U.S.
A St. Louis, Mo.-area couple is suing the owner of the West Lake Landfill, among other companiess, claiming that contamination from the controversial Superfund site has been recorded in their home.
Michael and Robbin Dailey filed the lawsuit Tuesday in St. Louis County Circuit Court against nine companies, including current landfill owner Republic Services. The Environmental Protection Agency, which is managing cleanup of West Lake, responded on Thursday that it is developing a plan to sample the Dailey residence and other areas in Bridgeton, where the landfill is located.
West Lake, which is adjacent to the Bridgeton Landfill, where an underground fire has been burning since 2010, contains waste from the former uranium production facility at Mallinckrodt Chemical Works.

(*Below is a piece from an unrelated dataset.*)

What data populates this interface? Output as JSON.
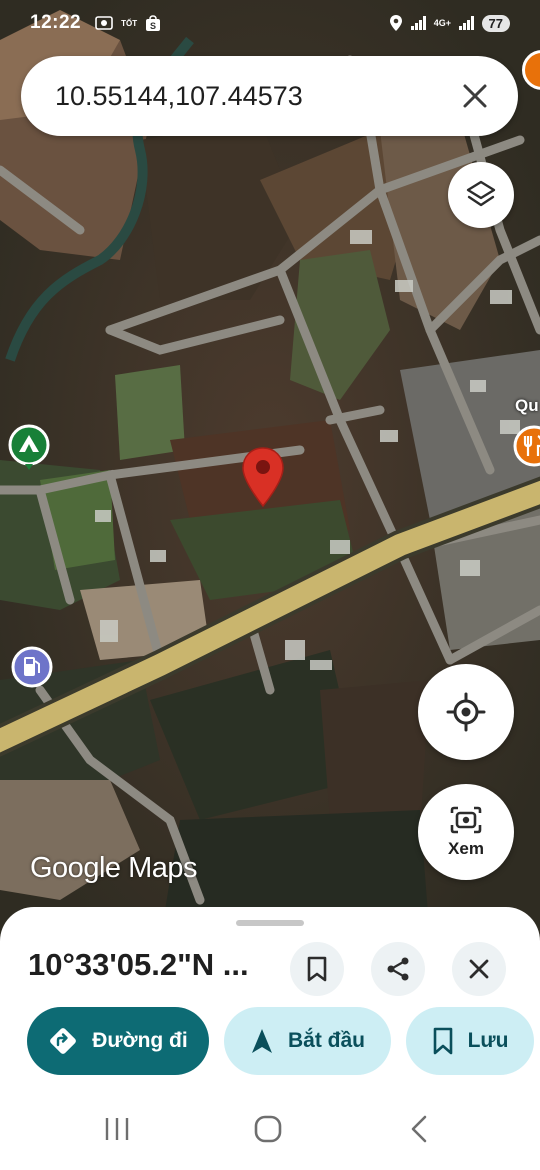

Residents, lawmakers, and environmentalists have long criticized EPA’s 25-year cleanup effort at the site.
The lawsuit alleges that the Dailey property is contaminated with material from high levels of uranium decay, including thorium, lead, and radon. Dust inside the residence was shown to contain radioactive thorium-230 levels at least 200 times higher than background levels, according to the lawsuit, which contends that the defendants have been negligent in managing contamination at the landfill.
The other defendants are listed as Bridgeton Landfill LLC; Allied Services LLC; Rock Road Industries Inc.; MI Holdings Inc.; Mallinckrodt Inc.; Cotter Corp.; Commonwealth Edison Co.; and Exelon Corp. The Daileys are seeking damages and legal costs.
The EPA has requested soil and dust sampling data from the Daileys’ attorneys, as well as any similar data for nearby residences, businesses, and other locations.
“EPA requests all laboratory data, laboratory reports, and any Quality Assurance Project Plan or other written procedures that describe how the samples were collected, analyzed and validated,” EPA Associate Deputy Regional Counsel Alyse Stoy wrote Thursday in a letter to the Daileys attorneys. “Further, EPA asks that you provide documentation identifying the specific locations where samples were collected. Once EPA has an opportunity to review this data and methods employed to collect and analyze these samples our Agency will determine the appropriate next steps.”
INTERNATIONAL
French multinational AREVA agreed on Tuesday to sell its nuclear reactor business to French state-controlled power utility Eléctricité de France SA for 2.5 billion euros ($2.68 billion), as part of a mass restructuring the company announced earlier this year.
The overhaul is expected to raise at least 5 billion euros for AREVA and its newly formed entity NewCo, a spinoff that will focus on nuclear fuel cycle services, through government investment and asset sales. As drawn up, the French state utility will control up to 67 percent of NewCo, directly and indirectly, while the rest of the company is available for private investment.
According to the terms of the deal, which AREVA released Wednesday, EDF will buy up to 75 percent of the reactor business. The deal is expected to close by the end of 2017.
AREVA nuclear projects in China, Finland, and France are years off schedule, Reuters reported Wednesday. The time slips are a worry for EDF, which wants AREVA to head construction of two facilities at Hinkley Point in the United Kingdom, according to the report.
“Today, we take a major step forward in the refounding of the French nuclear industry,” EDF Group Chairman and CEO Jean-Bernard Lévy said in a statement. “With EDF as a leader of the French nuclear sector, this transaction will enable our industry to be more efficient in carrying out major projects such as the ‘Grand Carénage’ of the French fleet and the construction of new nuclear plants. We will thus be stronger and more competitive to conquer new international markets.”
“This signature marks an important stage in the refocusing of AREVA on fuel cycle activities, our core business,” AREVA Group CEO Philippe Knoche said in a statement. “The conclusion of these agreements strengthen our resolve to continue to implement our action plan.”